I know I can, but that doesn't fix the problem. One of the reasons I was so glad to get rid of my Comcast DVR was that I couldn't always depend on it to record what it was supposed to. If...if I can't even trust my TiVo (sniff) now, then... then what CAN I trust?!?!?!?!?


----------



## bkdtv

cogx said:


> First a new Fringe episode last week didn't record and now Lie to Me, which luckily I happen to get home early and noticed it wasn't going to record and forced it to record. Apparently, I can no longer trust a TiVo Season Pass, at least not with the Zap2It (Tribune) guide data our DVRs are pulling down.


There was no new episode of Fringe last week. The last new episode was on the 19th. My TivoHD recorded it just fine.


----------



## cogx

bkdtv said:


> There was no new episode of Fringe last week. The last new episode was on the 19th. My TivoHD recorded it just fine.


You replied to my post from back on 11/10. It was the 11/5 episode of Fringe that didn't record.

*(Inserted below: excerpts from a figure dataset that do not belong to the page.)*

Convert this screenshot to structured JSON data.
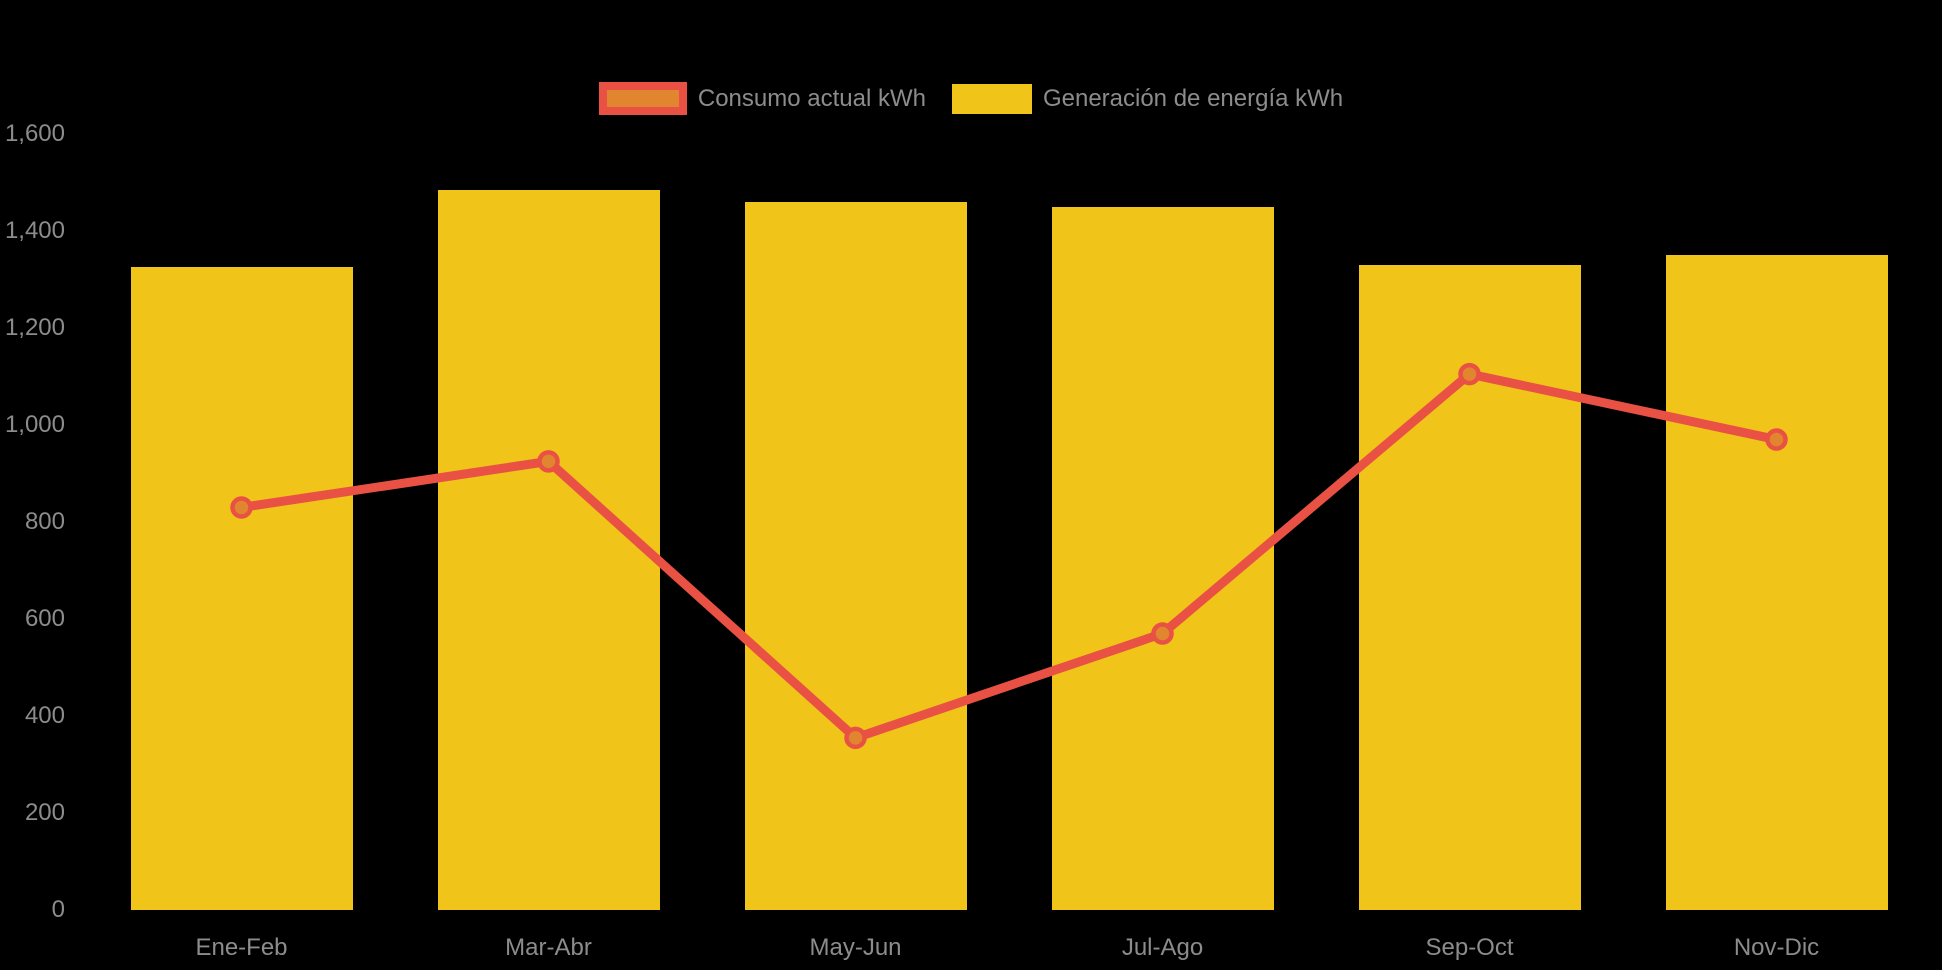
{
  "chart_data": {
    "type": "bar",
    "title": "",
    "categories": [
      "Ene-Feb",
      "Mar-Abr",
      "May-Jun",
      "Jul-Ago",
      "Sep-Oct",
      "Nov-Dic"
    ],
    "series": [
      {
        "name": "Consumo actual kWh",
        "render": "line",
        "color": "#E95144",
        "point_fill": "#E1862E",
        "values": [
          830,
          925,
          355,
          570,
          1105,
          970
        ]
      },
      {
        "name": "Generación de energía kWh",
        "render": "bar",
        "color": "#F0C419",
        "values": [
          1325,
          1485,
          1460,
          1450,
          1330,
          1350
        ]
      }
    ],
    "xlabel": "",
    "ylabel": "",
    "ylim": [
      0,
      1600
    ],
    "ytick_step": 200,
    "ytick_labels": [
      "0",
      "200",
      "400",
      "600",
      "800",
      "1,000",
      "1,200",
      "1,400",
      "1,600"
    ],
    "grid": false,
    "legend_position": "top-center",
    "background_color": "#000000",
    "axis_label_color": "#8C8C8C"
  }
}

Then, on 11/9, Lie to Me didn't record. That prompted my post.

Now, the 11/30 episode of Lie to Me didn't record for me either.

As I stated before, the local cable company DVRs using iGuide (TV Guide) are not having these problems with Fox programming, from what I'm told, so apparently Zap2It and Fox need to get together and discuss their issues.


----------



## bkdtv

cogx said:


> You replied to my post from back on 11/10. It was the 11/5 episode of Fringe that didn't record. Then, on 11/9, Lie to Me didn't record. That prompted my post.


My mistake.

In both cases, I believe the programs recorded with the correct guide data if you forced a connection after 1pm PST on the day of the broadcast; I know that was the case for Fringe, which was broadcast in the slot originally occupied by World Series Gm7. The TiVo guide data for FOX has been fine since 11/9, but the episode information for the 11/30 episode matches the original information for 11/9 episode, so the 28-day rule came into effect since you manually recorded the 11/9 episode. Other DVRs don't have the 28-day history to eliminate duplicates, so they weren't affected.

iGuide (TVGuide) may not have issues on these two particular shows, but they'd had plenty of issues on others, as anyone who follows DSLR knows.


----------